Une enquête internationale conclut à l'empoisonnement d'Alexeï Navalny par une toxine rare
Selon les conclusions d'une enquête menée par cinq pays, dont la France et le Royaume-Uni, l'opposant russe Alexeï Navalny a été empoisonné par les autorités russes lors de sa détention. Les analyses scientifiques révèlent l'utilisation de l'épibatidine, une toxine mortelle issue de grenouilles d'Amérique du Sud.

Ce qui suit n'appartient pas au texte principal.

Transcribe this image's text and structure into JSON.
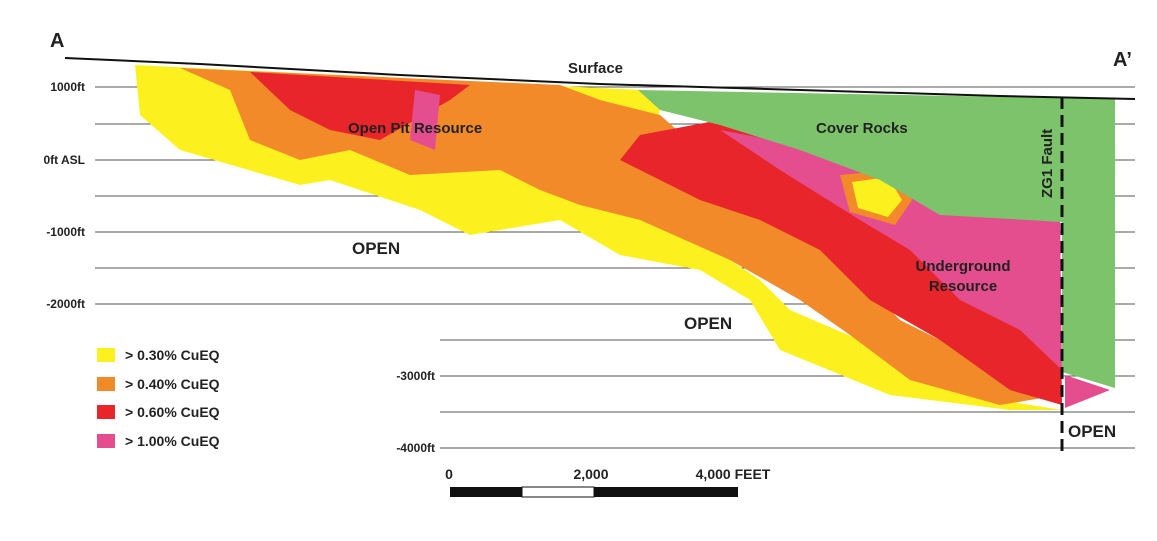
{
  "section": {
    "start_label": "A",
    "end_label": "A’",
    "surface": "Surface",
    "open_pit": "Open Pit Resource",
    "cover_rocks": "Cover Rocks",
    "fault": "ZG1 Fault",
    "underground": "Underground Resource",
    "open_labels": [
      "OPEN",
      "OPEN",
      "OPEN"
    ]
  },
  "elevations": [
    "1000ft",
    "0ft ASL",
    "-1000ft",
    "-2000ft",
    "-3000ft",
    "-4000ft"
  ],
  "legend": [
    "> 0.30% CuEQ",
    "> 0.40% CuEQ",
    "> 0.60% CuEQ",
    "> 1.00% CuEQ"
  ],
  "scale": {
    "zero": "0",
    "mid": "2,000",
    "end": "4,000 FEET"
  }
}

Les conclusions d'une enquête multi-étatique
Le samedi 14 février 2026, une enquête menée conjointement par la France, le Royaume-Uni, la Suède, les Pays-Bas et l'Allemagne a été rendue publique, selon Le Monde et Ouest-France. Ces recherches concluent que l'opposant politique russe Alexeï Navalny a été « empoisonné » en prison par le régime russe. Le ministère des Affaires étrangères britannique a précisé dans un communiqué que l'État russe a utilisé une « toxine létale » par crainte de l'opposition menée par Navalny, rapporte Le Monde. Sa veuve, Ioulia Navalnaïa, a réagi en déclarant que l'assassinat de son mari est désormais « prouvé par la science », d'après les informations d'Ouest-France.

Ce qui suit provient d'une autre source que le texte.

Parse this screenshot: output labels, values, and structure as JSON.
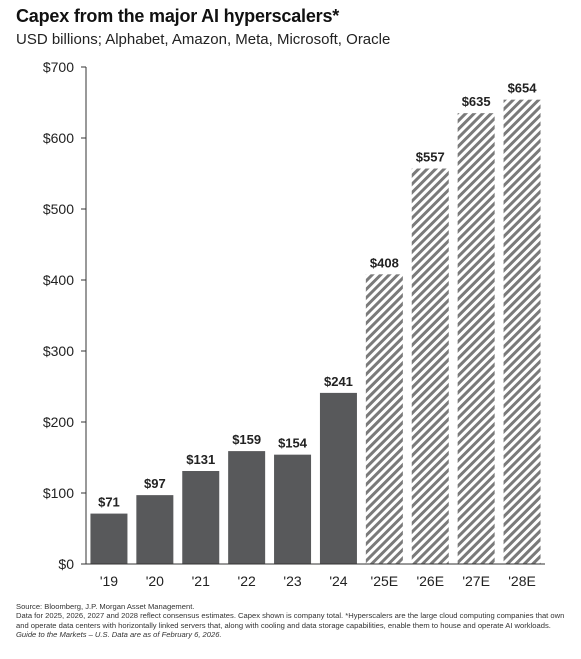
{
  "title": "Capex from the major AI hyperscalers*",
  "subtitle": "USD billions; Alphabet, Amazon, Meta, Microsoft, Oracle",
  "chart_data": {
    "type": "bar",
    "categories": [
      "'19",
      "'20",
      "'21",
      "'22",
      "'23",
      "'24",
      "'25E",
      "'26E",
      "'27E",
      "'28E"
    ],
    "values": [
      71,
      97,
      131,
      159,
      154,
      241,
      408,
      557,
      635,
      654
    ],
    "data_labels": [
      "$71",
      "$97",
      "$131",
      "$159",
      "$154",
      "$241",
      "$408",
      "$557",
      "$635",
      "$654"
    ],
    "estimated": [
      false,
      false,
      false,
      false,
      false,
      false,
      true,
      true,
      true,
      true
    ],
    "ylim": [
      0,
      700
    ],
    "yticks": [
      0,
      100,
      200,
      300,
      400,
      500,
      600,
      700
    ],
    "ytick_labels": [
      "$0",
      "$100",
      "$200",
      "$300",
      "$400",
      "$500",
      "$600",
      "$700"
    ],
    "xlabel": "",
    "ylabel": "",
    "grid": false,
    "colors": {
      "actual": "#58595b",
      "estimate_stripe": "#7a7a7a",
      "axis": "#333333"
    }
  },
  "footer": {
    "source": "Source: Bloomberg, J.P. Morgan Asset Management.",
    "note": "Data for 2025, 2026, 2027 and 2028 reflect consensus estimates. Capex shown is company total. *Hyperscalers are the large cloud computing companies that own and operate data centers with horizontally linked servers that, along with cooling and data storage capabilities, enable them to house and operate AI workloads.",
    "guide": "Guide to the Markets – U.S. Data are as of February 6, 2026."
  }
}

Identification d'une toxine rare : l'épibatidine
Les analyses toxicologiques ont permis d'identifier la substance utilisée pour l'empoisonnement. Selon France 24, il s'agit de l'épibatidine, un poison présent dans les grenouilles venimeuses d'Amérique du Sud. Le Figaro précise que cette « toxine mortelle » se trouve plus spécifiquement dans les « grenouilles-dards d’Équateur ». Ioulia Navalnaïa avait déjà évoqué la thèse d'un empoisonnement dès le mois de septembre, une affirmation qui est aujourd'hui validée par les preuves scientifiques fournies par l'enquête des cinq pays, indique Le Figaro.

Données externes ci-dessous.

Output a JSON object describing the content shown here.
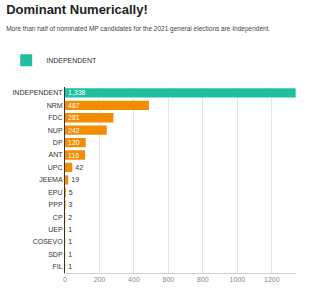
{
  "chart_data": {
    "type": "bar",
    "title": "Dominant Numerically!",
    "subtitle": "More than half of nominated MP candidates for the 2021 general elections are Independent.",
    "orientation": "horizontal",
    "categories": [
      "INDEPENDENT",
      "NRM",
      "FDC",
      "NUP",
      "DP",
      "ANT",
      "UPC",
      "JEEMA",
      "EPU",
      "PPP",
      "CP",
      "UEP",
      "COSEVO",
      "SDP",
      "FIL"
    ],
    "series": [
      {
        "name": "INDEPENDENT",
        "values": [
          1338,
          487,
          281,
          242,
          120,
          116,
          42,
          19,
          5,
          3,
          2,
          1,
          1,
          1,
          1
        ],
        "value_labels": [
          "1,338",
          "487",
          "281",
          "242",
          "120",
          "116",
          "42",
          "19",
          "5",
          "3",
          "2",
          "1",
          "1",
          "1",
          "1"
        ],
        "colors": [
          "#1fbf9f",
          "#f28c00",
          "#f28c00",
          "#f28c00",
          "#f28c00",
          "#f28c00",
          "#f28c00",
          "#f28c00",
          "#f28c00",
          "#f28c00",
          "#f28c00",
          "#f28c00",
          "#f28c00",
          "#f28c00",
          "#f28c00"
        ]
      }
    ],
    "xlim": [
      0,
      1340
    ],
    "xticks": [
      0,
      200,
      400,
      600,
      800,
      1000,
      1200
    ],
    "grid": true,
    "legend": "top-left",
    "data_labels": true
  }
}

Rappel des faits en milieu carcéral
Alexeï Navalny, qualifié d'« adversaire numéro 1 de Vladimir Poutine » par Franceinfo, est mort en février 2024. Il avait été retrouvé sans vie dans une colonie pénitentiaire située dans l'Arctique. Si les circonstances de sa disparition étaient restées sujettes à caution, les nouvelles données révélées par l'enquête internationale désignent désormais directement les autorités russes comme responsables de l'administration d'une toxine rare lors de son incarcération, conclut France 24.